这篇文章使用Kaggle的ARXIV数据集是在CC0：公共域许可证下发布的，所以请先阅读其使用授权的要求。

Milvus Vector是一个矢量数据库，我们也可以使用其他矢量数据库，如果使用其他库替换的话，有许多步骤完全相同并且改动并不复杂。

设置环境并从Kaggle下载ARXIV数据。

Cornel University已将整个Arxiv语料库上传到Kaggle，并根据CC0：公共领域许可证获得许可。我们可以使用Kaggle API直接下载数据集。

这里还要使用Conda环境，创建一个称为Semantic_sibilarity的环境。下面的步骤是创建必要的目录和Conda环境，安装所需的Python库，然后从Kaggle下载ARXIV数据集。

 # Create the necessary directories 
 mkdir -p semantic_similarity/notebooks semantic_similarity/data semantic_similarity/milvus
 
 # CD into the data directory
 cd semantic_similarity/data
 
 # Create and activate a conda environment
 conda create -n semantic_similarity python=3.9
 conda activate semantic_similarity
 
 ## Create Virtual Environment using venv if not using conda
 # python -m venv semantic_similarity
 # source semantic_similarity/bin/activate
 
 # Pip install the necessary libraries
 pip install jupyterlab kaggle matplotlib scikit-learn tqdm ipywidgets 
 pip install "dask[complete]" sentence-transformers
 pip install pandas pyarrow pymilvus protobuf==3.20.0
 
 # Download data using the kaggle API
 kaggle datasets download -d Cornell-University/arxiv
 
 # Unzip the data into the local directory
 unzip arxiv.zip
 
 # Delete the Zip file
 rm arxiv.zip

使用dask将数据加载到Python中

我们从Kaggle下载的数据是一个3.3GB JSON文件，其中包含大约200万篇论文！为了有效地处理如此大的数据集，使用PANDA将整个数据集加载到内存中并不是一个好主意。为了处理这样大的数据，我们选择使用DASK将数据分为多个分区，并且仅将一些需要处理的分区加载到内存中。

Dask

Dask是一个开源库，可以让我们使用类似于PANDA的API进行并行计算。通过运行“ pip install dask[complete]”在本地计算机上进行安装。安装完成后要导入必要的库。

 import dask.bag as db
 import json
 from datetime import datetime
 import time
 
 data_path = '../data/arxiv-metadata-oai-snapshot.json'

我们将使用两个有效地处理大型ARXIV JSON文件的DASK的组件。

Dask Bag：使我们可以将JSON文件加载到固定大小的块中，并在每行数据上运行一些预处理功能
DASK DATAFRAME：将DASK Bag转换为DASK DATAFRAME，并可以用类似Pandas的API访问

步骤1：将JSON文件加载到Dask Bag中

将JSON文件加载到一个Dask Bag中，每个块的大小为10MB。可以调整blocksize参数，控制每个块的大小。然后使用.map（）函数将JSON.LOADS函数应用于Dask Bag的每一行，将JSON字符串解析为Python字典。

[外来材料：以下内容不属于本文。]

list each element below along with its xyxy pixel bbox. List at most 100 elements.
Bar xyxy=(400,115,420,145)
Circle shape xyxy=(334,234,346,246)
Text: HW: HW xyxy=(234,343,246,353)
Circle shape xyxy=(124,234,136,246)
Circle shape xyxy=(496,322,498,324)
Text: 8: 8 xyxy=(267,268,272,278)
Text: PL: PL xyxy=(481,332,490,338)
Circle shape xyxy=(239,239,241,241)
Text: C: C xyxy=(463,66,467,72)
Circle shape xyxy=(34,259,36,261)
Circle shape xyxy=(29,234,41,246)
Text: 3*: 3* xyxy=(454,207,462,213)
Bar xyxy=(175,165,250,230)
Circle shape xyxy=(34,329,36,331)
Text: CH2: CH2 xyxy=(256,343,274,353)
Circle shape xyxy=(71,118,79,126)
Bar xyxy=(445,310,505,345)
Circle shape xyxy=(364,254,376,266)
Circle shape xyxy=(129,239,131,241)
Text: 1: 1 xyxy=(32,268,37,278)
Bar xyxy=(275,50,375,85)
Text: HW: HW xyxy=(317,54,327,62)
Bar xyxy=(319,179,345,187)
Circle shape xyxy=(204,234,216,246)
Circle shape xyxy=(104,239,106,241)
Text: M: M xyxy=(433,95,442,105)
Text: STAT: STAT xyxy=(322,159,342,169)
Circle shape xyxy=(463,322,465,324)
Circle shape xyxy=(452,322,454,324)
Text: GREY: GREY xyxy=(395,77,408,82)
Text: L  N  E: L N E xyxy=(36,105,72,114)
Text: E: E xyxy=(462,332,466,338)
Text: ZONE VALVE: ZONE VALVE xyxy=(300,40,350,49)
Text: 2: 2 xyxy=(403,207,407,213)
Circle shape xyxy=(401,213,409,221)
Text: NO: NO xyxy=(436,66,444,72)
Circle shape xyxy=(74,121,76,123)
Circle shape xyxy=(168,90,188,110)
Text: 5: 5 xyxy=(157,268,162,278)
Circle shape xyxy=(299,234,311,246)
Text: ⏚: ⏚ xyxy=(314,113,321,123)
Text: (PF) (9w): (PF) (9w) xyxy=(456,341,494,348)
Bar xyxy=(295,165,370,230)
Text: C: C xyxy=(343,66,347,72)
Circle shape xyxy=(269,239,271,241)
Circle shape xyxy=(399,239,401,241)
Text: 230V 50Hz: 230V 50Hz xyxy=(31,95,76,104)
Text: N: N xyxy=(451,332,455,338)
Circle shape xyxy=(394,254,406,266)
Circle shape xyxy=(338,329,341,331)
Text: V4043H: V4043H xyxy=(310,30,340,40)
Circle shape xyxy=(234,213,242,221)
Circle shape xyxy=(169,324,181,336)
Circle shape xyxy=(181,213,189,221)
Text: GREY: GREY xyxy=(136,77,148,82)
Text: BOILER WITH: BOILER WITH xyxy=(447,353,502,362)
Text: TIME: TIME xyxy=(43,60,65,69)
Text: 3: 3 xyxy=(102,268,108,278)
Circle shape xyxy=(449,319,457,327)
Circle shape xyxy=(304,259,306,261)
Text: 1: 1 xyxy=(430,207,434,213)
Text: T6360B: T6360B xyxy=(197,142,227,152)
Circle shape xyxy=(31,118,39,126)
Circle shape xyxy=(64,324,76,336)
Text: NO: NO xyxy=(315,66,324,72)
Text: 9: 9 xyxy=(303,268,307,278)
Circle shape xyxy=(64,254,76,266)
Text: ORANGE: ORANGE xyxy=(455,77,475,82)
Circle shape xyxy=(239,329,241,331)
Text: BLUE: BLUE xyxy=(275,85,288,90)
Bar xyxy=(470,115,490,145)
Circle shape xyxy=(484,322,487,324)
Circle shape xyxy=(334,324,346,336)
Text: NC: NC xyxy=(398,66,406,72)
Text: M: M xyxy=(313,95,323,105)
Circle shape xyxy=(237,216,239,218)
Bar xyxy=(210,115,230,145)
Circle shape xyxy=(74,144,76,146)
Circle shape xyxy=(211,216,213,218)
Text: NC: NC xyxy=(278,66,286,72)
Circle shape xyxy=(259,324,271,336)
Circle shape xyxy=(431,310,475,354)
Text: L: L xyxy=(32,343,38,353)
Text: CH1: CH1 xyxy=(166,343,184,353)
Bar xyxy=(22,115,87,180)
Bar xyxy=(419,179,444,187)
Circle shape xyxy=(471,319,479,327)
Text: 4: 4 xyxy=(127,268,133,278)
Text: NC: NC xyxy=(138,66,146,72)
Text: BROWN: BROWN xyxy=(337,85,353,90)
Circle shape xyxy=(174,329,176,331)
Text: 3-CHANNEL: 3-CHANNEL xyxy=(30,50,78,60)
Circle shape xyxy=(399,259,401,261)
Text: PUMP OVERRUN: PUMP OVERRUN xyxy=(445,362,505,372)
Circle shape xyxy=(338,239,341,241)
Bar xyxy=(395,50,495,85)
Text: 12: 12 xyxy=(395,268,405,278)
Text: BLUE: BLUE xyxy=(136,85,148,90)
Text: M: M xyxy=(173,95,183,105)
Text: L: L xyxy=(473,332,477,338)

 # Read the file in blocks of 10MB and parse the JSON.
 papers_db = db.read_text(data_path, blocksize="10MB").map(json.loads)
 
 # Print the first row
 papers_db.take(1)

步骤2：编写预处理辅助函数

从打印输出中可以看到每行包含与论文相关的几个元数据。让我们编写三个辅助函数，可以帮助我们对数据集进行预处理。

v1_date（）：此函数是提取作者将论文的第一个版上传到arxiv的日期。我们将将日期转换为UNIX时间戳，并将其存储在该行中新的字段。

text_col（）：此函数是使用“ [sep]”令牌组合“标题”和“摘要”字段，以便我们可以将这些文本发送到SPECTRE embedding模型中。

filters（）：此函数过滤符合某些条件的行，例如计算机科学类别中各个列和论文中的最大文本长度等等。

 def v1_date(row):
     """
     For each row in the dask bag, 
     find the date of the first version of the paper 
     and add it to the row as a new column
     Args:
       row: a row of the dask bag
     Returns:
       A row of the dask bag with added "unix_time" column
     """
     
     versions = row["versions"]
 
     date = None
     for version in versions:
         if version["version"] == "v1":
             date = datetime.strptime(version["created"], "%a, %d %b %Y %H:%M:%S %Z")
             date = int(time.mktime(date.timetuple()))
 
     row["unix_time"] = date
 
     return row
 
 
 def text_col(row):
     """
     It takes a row of a dataframe, adds a new column called 'text' 
     that is the concatenation of the 'title' and 'abstract' columns
     Args:
       row: the row of the dataframe
     Returns:
       A row with the text column added.
     """
 
     row["text"] = row["title"] + "[SEP]" + row["abstract"]
     return row
 
 
 def filters(row):
     """
     For each row in the dask bag, only keep the row if it meets the filter criteria
     
     Args:
       row: the row of the dataframe
     Returns:
       Boolean mask
     """
     
     return ((len(row["id"])<16) and 
             (len(row["categories"])<200) and
             (len(row["title"])<4096) and
             (len(row["abstract"])<65535) and
             ("cs." in row["categories"]) # Keep only CS papers
            )

步骤3：在Dask Bag上运行预处理辅助函数

如下所示，我们可以使用.map（）和.filter（）函数在Dask Bag的每一行上运行。由于Dask支持方法链，因此我们可以仅保留一些必需的列，然后删除不需要的列。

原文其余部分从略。